Toutes se sont moquées de moi. Toutes, à l'exception
d'une seule, ont fait avec moi les coquettes.»
A l'exception d'une seule. Pensait-il
à Marie en écrivant ces mots? Peut-être. En
fait, et sans parler d'amour exclusif, il est à peu près
certain que Pouchkine fut attiré par cette enfant qui se
dépliait et devenait femme sous ses yeux. Mais, mieux il
aimait, et plus il était timide. S'il posait au Don Juan
en présence des créatures faciles, il perdait tout
contrôle devant un être qu'il respectait sincèrement.
Il n'avoua rien à Marie. Ou, s'il fit allusion à
ses sentiments, elle ne le comprit pas.
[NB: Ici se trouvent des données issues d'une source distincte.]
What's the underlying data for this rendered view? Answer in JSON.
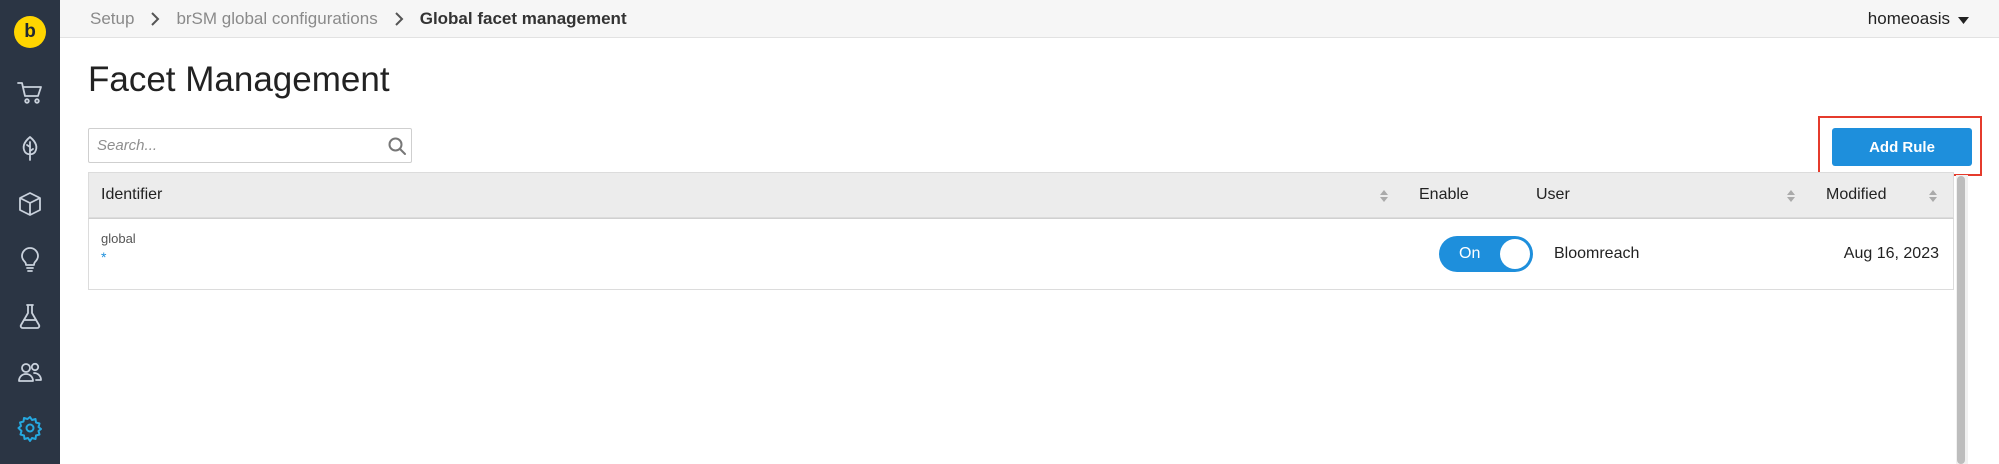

Trop jeune peut-être.
Entre sa gouvernante anglaise et sa nounou, elle ne songeait encore
qu'à gravir les sentiers escarpés 'et à tremper
ses pieds dans les vagues.
Mais plus tard? Aucune lettre, aucun document
autographe ne nous révèlent le destin de cette passion
mal partagée. Les œuvres seules de Pouchkine nous
renseignent sur la puissance et la durée de son amour.
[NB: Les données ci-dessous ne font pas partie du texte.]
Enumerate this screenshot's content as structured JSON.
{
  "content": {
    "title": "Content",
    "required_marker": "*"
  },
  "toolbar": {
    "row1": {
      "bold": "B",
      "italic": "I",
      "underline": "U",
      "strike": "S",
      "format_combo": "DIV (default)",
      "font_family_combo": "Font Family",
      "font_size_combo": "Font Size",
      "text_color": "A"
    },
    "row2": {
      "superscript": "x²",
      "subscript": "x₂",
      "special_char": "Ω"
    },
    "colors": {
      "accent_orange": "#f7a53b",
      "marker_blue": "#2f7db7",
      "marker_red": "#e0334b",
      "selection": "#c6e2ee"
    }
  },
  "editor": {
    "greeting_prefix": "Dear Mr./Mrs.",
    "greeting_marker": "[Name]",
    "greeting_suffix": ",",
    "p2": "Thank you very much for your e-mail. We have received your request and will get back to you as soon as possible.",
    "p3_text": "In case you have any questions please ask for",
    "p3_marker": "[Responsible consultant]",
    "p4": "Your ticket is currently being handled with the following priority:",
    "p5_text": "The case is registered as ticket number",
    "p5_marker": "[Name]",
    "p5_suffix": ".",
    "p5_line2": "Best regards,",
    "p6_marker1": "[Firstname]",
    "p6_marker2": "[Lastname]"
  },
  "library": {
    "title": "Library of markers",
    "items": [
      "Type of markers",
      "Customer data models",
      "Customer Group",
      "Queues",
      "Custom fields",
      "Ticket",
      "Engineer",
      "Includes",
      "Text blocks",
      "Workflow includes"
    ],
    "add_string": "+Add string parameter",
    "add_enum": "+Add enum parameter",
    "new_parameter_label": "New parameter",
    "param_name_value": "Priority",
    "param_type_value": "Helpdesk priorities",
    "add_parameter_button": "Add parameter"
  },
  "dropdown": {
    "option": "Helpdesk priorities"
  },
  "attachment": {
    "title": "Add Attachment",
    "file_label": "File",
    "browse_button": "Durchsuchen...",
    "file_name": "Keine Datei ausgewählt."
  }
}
De cette époque, en effet, datent les premiers poèmes
de Pouchkine célébrant une femme inconnue, adorable
et irremplaçable, dont il est incompris et qu'il souhaite
oublier. Il a immortalisé les espiègleries enfantines
de Marie dans son Eugène Onéguine, il a donné
son nom à l'héroïne de la Fontaine de Bakhtchisaraï
et ses traits à l'héroïne du Prisonnier du
Caucase. Il lui a dédié, selon toute vraisemblance,
son poème de "Poltava". Il a chanté ses
yeux:
"Plus claire que le jour
Plus noire que la nuit..."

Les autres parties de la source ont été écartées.